Esbağ b. Nubate et-Temimî el-Hanzalî el-Mucaşiî, Hz. Ali’nin yakın sahabîsiydi. Hz.
Ali’nin Kufe’de oluşturduğu seçkin askerî gücün üyesiydi. Muammerînden (uzun
ömürlüler) olduğu rivayet edilmiştir. Kadı Numan’ın Şerhu’l-ahbâr’da naklettiği
bir rivayete göre Haccac b. Yusuf es-Sekafî’nin Kufe’ye hâkim olduğu dönemde
(hicrî 75-95) hayattaydı. Cemel ve Sıffîn savaşlarına katıldı. Hz.
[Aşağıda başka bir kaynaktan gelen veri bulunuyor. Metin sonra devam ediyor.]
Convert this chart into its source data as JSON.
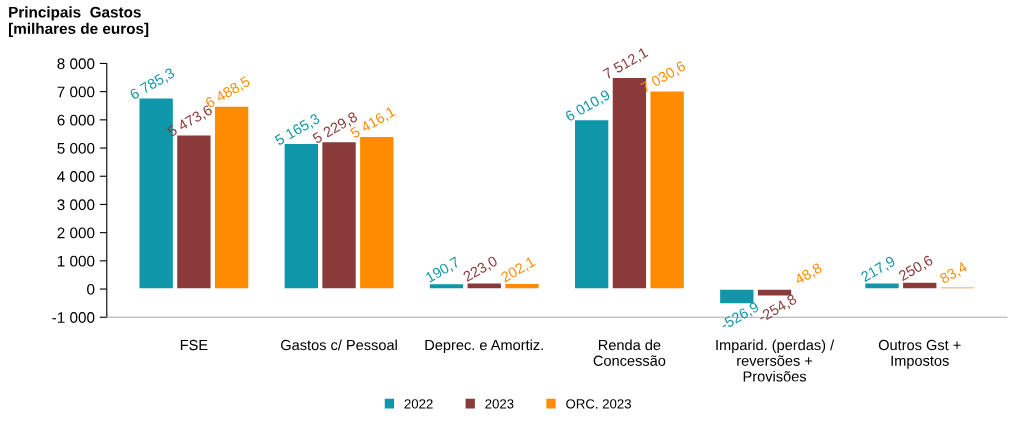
{
  "chart_data": {
    "type": "bar",
    "title": "Principais  Gastos\n[milhares de euros]",
    "categories": [
      "FSE",
      "Gastos c/ Pessoal",
      "Deprec. e Amortiz.",
      "Renda de\nConcessão",
      "Imparid. (perdas) /\nreversões +\nProvisões",
      "Outros Gst +\nImpostos"
    ],
    "series": [
      {
        "name": "2022",
        "color": "#0f96a8",
        "values": [
          6785.3,
          5165.3,
          190.7,
          6010.9,
          -526.9,
          217.9
        ],
        "value_labels": [
          "6 785,3",
          "5 165,3",
          "190,7",
          "6 010,9",
          "-526,9",
          "217,9"
        ]
      },
      {
        "name": "2023",
        "color": "#8b3a3a",
        "values": [
          5473.6,
          5229.8,
          223.0,
          7512.1,
          -254.8,
          250.6
        ],
        "value_labels": [
          "5 473,6",
          "5 229,8",
          "223,0",
          "7 512,1",
          "-254,8",
          "250,6"
        ]
      },
      {
        "name": "ORC. 2023",
        "color": "#ff8c00",
        "values": [
          6488.5,
          5416.1,
          202.1,
          7030.6,
          48.8,
          83.4
        ],
        "value_labels": [
          "6 488,5",
          "5 416,1",
          "202,1",
          "7 030,6",
          "48,8",
          "83,4"
        ]
      }
    ],
    "ylim": [
      -1000,
      8000
    ],
    "yticks": [
      {
        "value": -1000,
        "label": "-1 000"
      },
      {
        "value": 0,
        "label": "0"
      },
      {
        "value": 1000,
        "label": "1 000"
      },
      {
        "value": 2000,
        "label": "2 000"
      },
      {
        "value": 3000,
        "label": "3 000"
      },
      {
        "value": 4000,
        "label": "4 000"
      },
      {
        "value": 5000,
        "label": "5 000"
      },
      {
        "value": 6000,
        "label": "6 000"
      },
      {
        "value": 7000,
        "label": "7 000"
      },
      {
        "value": 8000,
        "label": "8 000"
      }
    ],
    "grid": false,
    "legend": "bottom"
  }
}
Ali ile
Muâviye arasındaki mektup mübadelesinde, Sıffîn savaşı öncesinde Hz. Ali’nin
mektubunu Muâviye’ye iletmiştir.
Şiî ulemaya göre Esbağ b. Nubate Hz. Ali’nin vefalı ve
zahid sahabîlerindendir; Sünnî ulemaya göre ise zayıf ravidir.
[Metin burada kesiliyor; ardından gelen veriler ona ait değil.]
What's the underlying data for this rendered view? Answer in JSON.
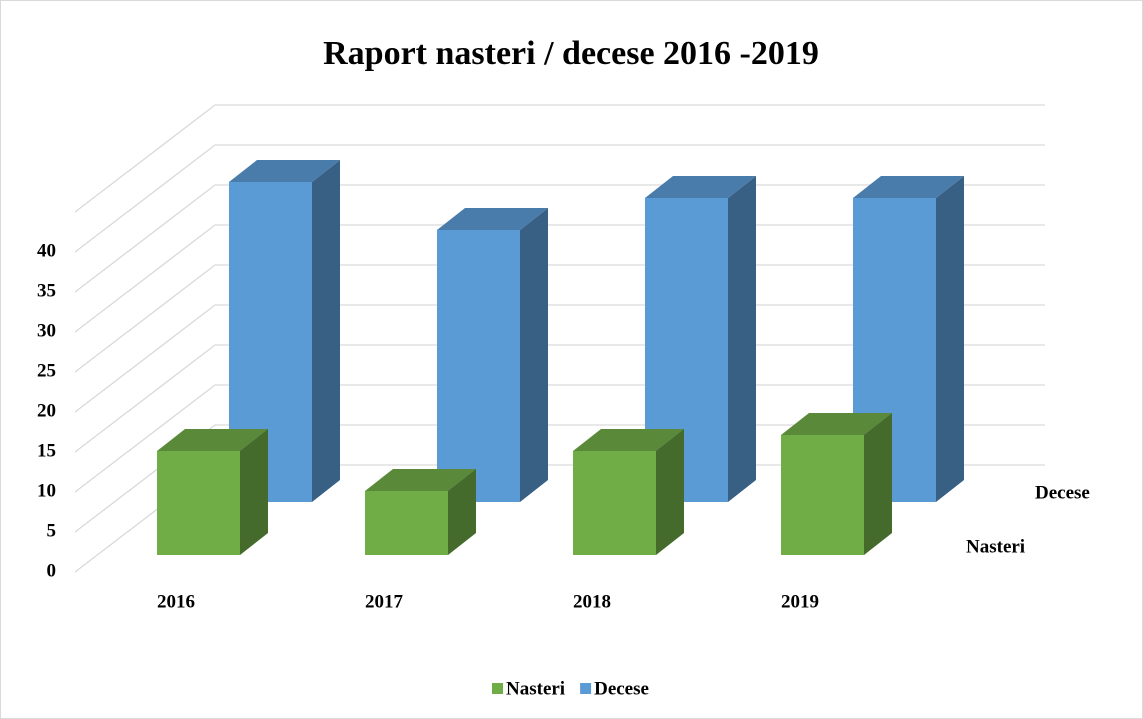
{
  "chart_data": {
    "type": "bar3d",
    "title": "Raport nasteri / decese 2016 -2019",
    "categories": [
      "2016",
      "2017",
      "2018",
      "2019"
    ],
    "series": [
      {
        "name": "Nasteri",
        "color": "#70ad47",
        "values": [
          13,
          8,
          13,
          15
        ]
      },
      {
        "name": "Decese",
        "color": "#5b9bd5",
        "values": [
          40,
          34,
          38,
          38
        ]
      }
    ],
    "ylim": [
      0,
      45
    ],
    "yticks": [
      0,
      5,
      10,
      15,
      20,
      25,
      30,
      35,
      40
    ],
    "grid": true,
    "legend": "bottom"
  }
}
İbn Hibban, Hz. Ali’ye olan aşırı sevgisinden dolayı onu zayıf raviler arasında
saymıştır. İbn Hacer ise Rafızîlikle itham edildiği için rivayetlerini
kabul etmez. Ukaylî, Esbağ b. Nubate’nin recate inandığını söyler. Gerçekten de
ondan nakledilen bir rivayette recate inandığı görülür.
Muhammed b. Süleyman’ın Menakibu’l-İmam el-Emire’l-müminin’de
naklettiği bir rivayette Esbağ b. Nubate’nin kimi zaman Hz. Ali’nin sözlerini
yazıya geçirdiği ifade edilir. Nitekim Necaşî de onun ilk Şiî müelliflerden
olduğunu yazar. Necaşî ve Şeyh Tusî’nin kataloglarında ondan geriye sadece
iki yazılı belge ve bir uzun hadis kaldığı kaydedilmiştir. Bunlardan ilki, Hz.
Ali’nin Mısır valisi olan Malik Eşter’e yazdığı ahitnamedir (bkz. Nehcü’l-belağa). İkincisi ise Hz. Ali’nin oğlu Muhammed
Hanefiyye’ye vasiyetidir.
Esbağ b. Nubate’nin külliyatına şu iki
eseri de eklemek mümkündür: (a) Selman-ı Farisî’nin vefatıyla ilgili,
mukaddimesi ve hatimesi olan, müstakil bir risale formatında uzunca bir rivayet.
Batınî bir eser olan bu risalenin muahhar galîler tarafından yazıldığı ve Esbağ
b. Nubate’ye izafe edildiği açıktır. (b) Hz. Ali’nin hilafeti dönemindeki
hayatına ve sözlerine dair rivayetleri muhtevi bir kitaptır. Kitabu Esbağ da
denir. Rivayetlerin çokluğu bazı geç dönem müelliflerini Esbağ b. Nubate’nin
müstakil bir kitap yazdığı düşüncesine sevk etmiştir.
Necaşî ve Şeyh Tusî, Esbağ b. Nubate’nin bir de maktel-i
Hüseyin yazdığını bildirmişlerdir. Ancak bu bilgi büyük olasılıkla hatalıdır.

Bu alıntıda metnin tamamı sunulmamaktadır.